The city of Qufu, south of Ji'nan in Shandong province was the home of Confucius. Confucianism was largely
denounced under Mao's leadership. Interest in Confucianism is growing, it was only in 2011 that a large statue
of Confucius was placed on Tiananmen Square adjacent to Mao's mausoleum and later placed in the National Museum.”
“I wanted to experience China outside of the main two big cities, Beijing and Shanghai. I did not wish
to get an image of China that was 'tainted' by tourist traps and where a foreigner was more common.
The city of Ji'nan, where Shandong University is situated, has a population of approximately seven million.
“The timetable for the programme consisted of lessons Monday to Friday, an arranged activity on Saturday
and a free day on Sunday. A key feature of the programme was the use of a 'buddy' system. Each British student
was matched with a Chinese student from the University. This was possibly the best part of the whole
programme, because it allowed us to have regular interaction and helped them with their English language.
More often than not, we would meet with our buddy every day to explore Ji'nan and its surroundings.
Due to intense education at Chinese Universities, many had not visited the attractions we visited
together before. Having a buddy also meant that we could have a better understanding of the
local food as the menus we encountered were naturally written in Mandarin.
“We were taught three hours of language classes from Monday to Friday. At the end of the programme
we had a test. The language lessons began with learning the basic four tones of mandarin. Whilst
our level of Mandarin was basic by the end of the course, it was a great insight into their language.
Fortunately for us, the Chinese have developed a phonetic language for English speakers to learn
Chinese called Pin-ying, which uses the English alphabet. It was also interesting learning the
Chinese characters, of which there are apparently well over 10,000. Fortunately we were learning
Mandarin and not Cantonese, which uses the traditional style of Chinese characters.”
“Once lessons had finished, either at 12.00pm or 3.00 pm, we were 'free' to do what we wished
with the rest of our day. This typically meant meeting up with our Chinese buddy and visiting
a local tourist location.”
At the Shandong Luneng Taishan stadium.
“One of the main highlights of my visit to China was when we attended a football match at the local club,
Shandong Luneng Taishan. This was not a part of the programme and was something we undertook as an
extra-curricular activity. Luneng Taishan play in the top tier of the Chinese football league, and
recently moved to the Jinan Olympic sports centre stadium in 2013.
“The reception we received from the fans was extraordinary and something that I have never witnessed before.
We were allowed wherever we wanted in the stadium, so naturally we stood with the 'hardcore' fans at the heart
of the action. As we walked down the stairs to our seats, which had been kindly given up for us by a section
of fans, we were met with an experience that words cannot describe. We were shaking hands with everyone,
being asked to be in photos, and were put on the screen at half time! The experience was unique and
one never to forget for both us and the Chinese!

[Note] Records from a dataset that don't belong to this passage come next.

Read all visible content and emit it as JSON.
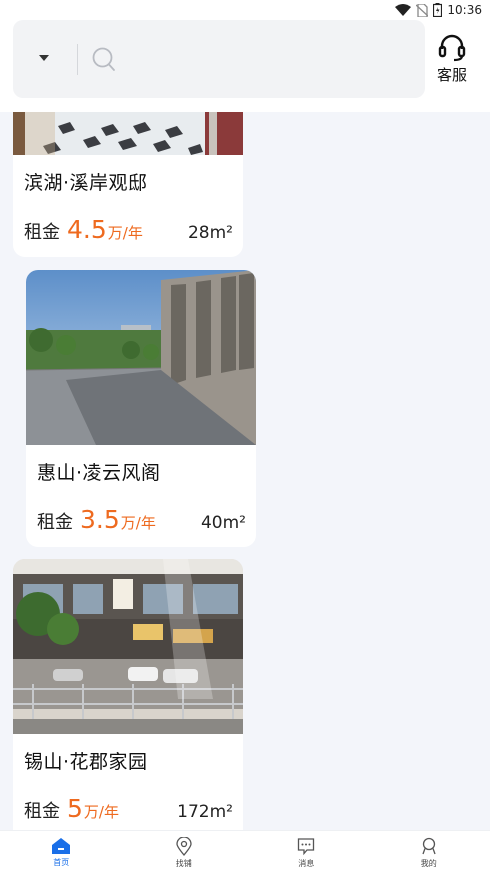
{
  "status_bar": {
    "time": "10:36"
  },
  "header": {
    "search_placeholder": "",
    "service_label": "客服"
  },
  "listings": [
    {
      "title": "滨湖·溪岸观邸",
      "price_label": "租金",
      "price_value": "4.5",
      "price_unit": "万/年",
      "area": "28m²"
    },
    {
      "title": "惠山·凌云风阁",
      "price_label": "租金",
      "price_value": "3.5",
      "price_unit": "万/年",
      "area": "40m²"
    },
    {
      "title": "锡山·花郡家园",
      "price_label": "租金",
      "price_value": "5",
      "price_unit": "万/年",
      "area": "172m²"
    }
  ],
  "bottom_nav": {
    "items": [
      {
        "label": "首页",
        "icon": "home-icon",
        "active": true
      },
      {
        "label": "找铺",
        "icon": "location-pin-icon",
        "active": false
      },
      {
        "label": "消息",
        "icon": "message-icon",
        "active": false
      },
      {
        "label": "我的",
        "icon": "user-icon",
        "active": false
      }
    ]
  },
  "colors": {
    "accent": "#1a6fe8",
    "price": "#ee6a1f",
    "background": "#f3f5fa"
  }
}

“The influence of western football audible because some of the chants were very similar (but in Chinese)
to those back home and they even had a chant in English that included the sentences “We are Taishan, we
love you, fighting together!” one of the buddies said we had made the local news on television with our
appearance at the game.”
What I learnt and why apply?
Climbing the 7,200 steps to the top of Mount Tai.
“The main thing I have learnt is what an amazing and fascinating country China is. Obviously my visit
had certain advantages, because not all who visit will be able to have the privileges that I had, such
as a Chinese buddy. I also think regional variation plays a massive part in experiencing China,
as it does with many countries, so I would encourage those who visit to travel around - don't just
stay in Beijing and Shanghai!
“An interesting aspect was the vast difference between the culture and lifestyle of British University
students and Chinese students. University life is the UK is far more relaxed; Chinese students spend
so much more time studying. British students spend much more time partying as well. However this is not
to say Chinese student lifestyle is dull. They do activities such as Tai-chi, and their favourite social
activity is Karaoke or KTV, which is hugely popular in China.
“I would strongly advise students to apply for the Study China programme especially those who are
taking or planning to learn about China or socialist regimes in general. The programme was a great
cultural experience, and allowed me to better understand what I had learnt from the classroom at
University. I think a saying by Confucius, that was quoted by a student in the closing ceremony,
really sums up the programme which was “It's better to travel 10,000 miles than read 10,000 books.””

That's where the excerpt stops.